Diagnostic and Therapeutic Approach to Autoimmune Neurologic Disorders

A. Sebastian López-Chiriboga, MD; Eoin P. Flanagan, MD

Disclosures

Semin Neurol. 2018;38(3):392-402. 

In This Article

Neuroimaging

Magnetic Resonance Imaging

MRI can be helpful to support the diagnosis of several autoimmune neurologic disorders, particularly autoimmune encephalitis, autoimmune epilepsy, and neuromyelitis optica spectrum disorders (NMOSD). MRI with and without contrast of the brain (or neuroaxis, depending on focality) is the initial test of choice. The MRI in the acute phase in antibody-mediated autoimmune encephalitis usually shows temporal lobe and limbic dysfunction abnormalities (Figure 1E), but may be normal.[16] Different characteristic features associated with specific antibodies have been reported:

Figure 1.

(A) Tissue immunofluorescence with prominent hippocampal and granular layer staining, typical of NMDA-R antibody. (B) Positive cell-based assay for NMDA-R. (C) Left temporal lobe hypermetabolism in a patient with LGI-1 encephalitis. (D) Bilateral temporal lobe hypermetabolism in a critically ill patient with AMPA encephalitis. (E). Bilateral T2 flair hyperintense signal in the hippocampus and mild left hippocampal enlargement in a patient with GABA-B encephalitis (arrows). (F) Bilateral optic nerve gadolinium enhancement in a patient with AQP4 + NMOSD. (G) Cervicothoracic longitudinally extensive spinal cord lesion with contrast enhancement in the same (F) patient. (H1) Thermoregulatory sweat-test pre and post. (H.2) 12 weeks of immunotherapy (IVIG) in a patient with an autoimmune autonomic neuropathy accompanied by ganglionic acetylcholine receptor (α3-AChR) antibody.

  • In NMDA-R antibody encephalitis, MRI is abnormal in 25 to 50% of patients; multiple findings have been described including T2 hyperintensities in the frontal lobe, mesiotemporal, thalamic, basal ganglia, and cerebellum.[17] Recently, the use of structural and resting-state functional MRI revealed significant alterations of functional connectivity[18] and decreased occipital lobe metabolism by fluorodeoxyglucose-positron emission tomography/computed tomography (FDG-PET/CT).[19]

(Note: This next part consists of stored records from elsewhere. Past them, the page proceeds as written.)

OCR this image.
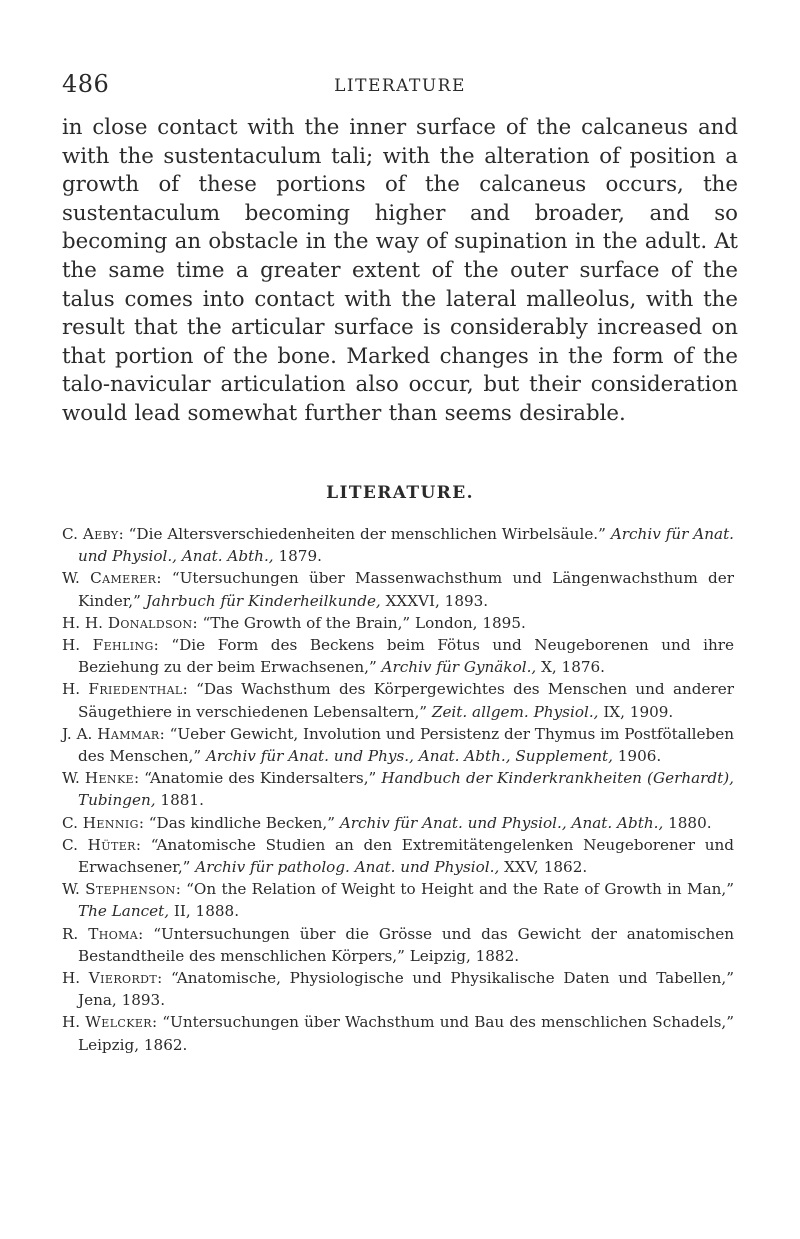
486	LITERATURE

in close contact with the inner surface of the calcaneus and with the sustentaculum tali; with the alteration of position a growth of these portions of the calcaneus occurs, the sustentaculum becoming higher and broader, and so becoming an obstacle in the way of supination in the adult. At the same time a greater extent of the outer surface of the talus comes into contact with the lateral malleolus, with the result that the articular surface is considerably increased on that portion of the bone. Marked changes in the form of the talo-navicular articulation also occur, but their consideration would lead somewhat further than seems desirable.

LITERATURE.
C. Aeby: “Die Altersverschiedenheiten der menschlichen Wirbelsäule.” Archiv für Anat. und Physiol., Anat. Abth., 1879.
W. Camerer: “Utersuchungen über Massenwachsthum und Längenwachsthum der Kinder,” Jahrbuch für Kinderheilkunde, XXXVI, 1893.
H. H. Donaldson: “The Growth of the Brain,” London, 1895.
H. Fehling: “Die Form des Beckens beim Fötus und Neugeborenen und ihre Beziehung zu der beim Erwachsenen,” Archiv für Gynäkol., X, 1876.
H. Friedenthal: “Das Wachsthum des Körpergewichtes des Menschen und anderer Säugethiere in verschiedenen Lebensaltern,” Zeit. allgem. Physiol., IX, 1909.
J. A. Hammar: “Ueber Gewicht, Involution und Persistenz der Thymus im Postfötalleben des Menschen,” Archiv für Anat. und Phys., Anat. Abth., Supplement, 1906.
W. Henke: “Anatomie des Kindersalters,” Handbuch der Kinderkrankheiten (Gerhardt), Tubingen, 1881.
C. Hennig: “Das kindliche Becken,” Archiv für Anat. und Physiol., Anat. Abth., 1880.
C. Hüter: “Anatomische Studien an den Extremitätengelenken Neugeborener und Erwachsener,” Archiv für patholog. Anat. und Physiol., XXV, 1862.
W. Stephenson: “On the Relation of Weight to Height and the Rate of Growth in Man,” The Lancet, II, 1888.
R. Thoma: “Untersuchungen über die Grösse und das Gewicht der anatomischen Bestandtheile des menschlichen Körpers,” Leipzig, 1882.
H. Vierordt: “Anatomische, Physiologische und Physikalische Daten und Tabellen,” Jena, 1893.
H. Welcker: “Untersuchungen über Wachsthum und Bau des menschlichen Schadels,” Leipzig, 1862.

  • Patients with LGI-1 autoantibody encephalitis can also have a normal MRI, but abnormalities include uni- or bilateral T2/FLAIR hyperintensities of mesiotemporal lobes in most patients;[17] basal ganglia T1 or T2 hyperintense lesions may be seen in those with faciobrachial dystonic seizures;[20] and follow-up imaging may reveal pronounced hippocampal atrophy.[21,22]

  • Bilateral mesial temporal lobe T2 hyperintensities are frequently found in GABAB antibody encephalitis, but cerebellar MRI abnormalities have also been reported.[23]

  • The α-amino-3-hydroxy-5-methyl-4-isoxazolepropionic acid receptor (AMPA-R) antibodies frequently have abnormal MRI findings characterized by mesiotemporal T2/FLAIR hyperintensities, although cases with normal MRIs have been encountered.[24]

  • Extensive multifocal bilateral cortical and subcortical T2 FLAIR hyperintensities have been reported in patients with GABAA antibodies.[25]

  • Perivascular periventricular radial enhancement is a characteristic feature of an autoimmune meningoencephalomyelitis associated with CSF autoantibodies to GFAP.[26]

  • Collapsin response mediator protein 5 (CRMP-5)-IgG with chorea can be accompanied by bilateral basal ganglia T2-hyperintensities.[27]

  • Diencephalic and hypothalamic lesions can be seen in anti-Ma2[28] or Aquaporin 4 (AQP4)-IgG encephalitis.[29]

  • MRI is typically normal in patients with metabotropic glutamate receptor type 1 autoimmunity,[30] dipeptidyl-peptidase-like protein-6 antibodies (DPPX),[31] or glycine receptor antibodies–associated syndromes.[32]

  • Hippocampal atrophy or frontotemporal atrophy has been reported for multiple antibodies on follow-up imaging.[17]

  • Optic nerve enhancement, sometimes bilateral involvement (Figure 1F), in combination with T2 hyperintense often longitudinally extensive spinal cord lesions (Figure 1G) is typical imaging features of patients with AQP-4 and MOG antibodies and different patterns of brain involvement can help differentiate between these antibody-associated syndromes.[33]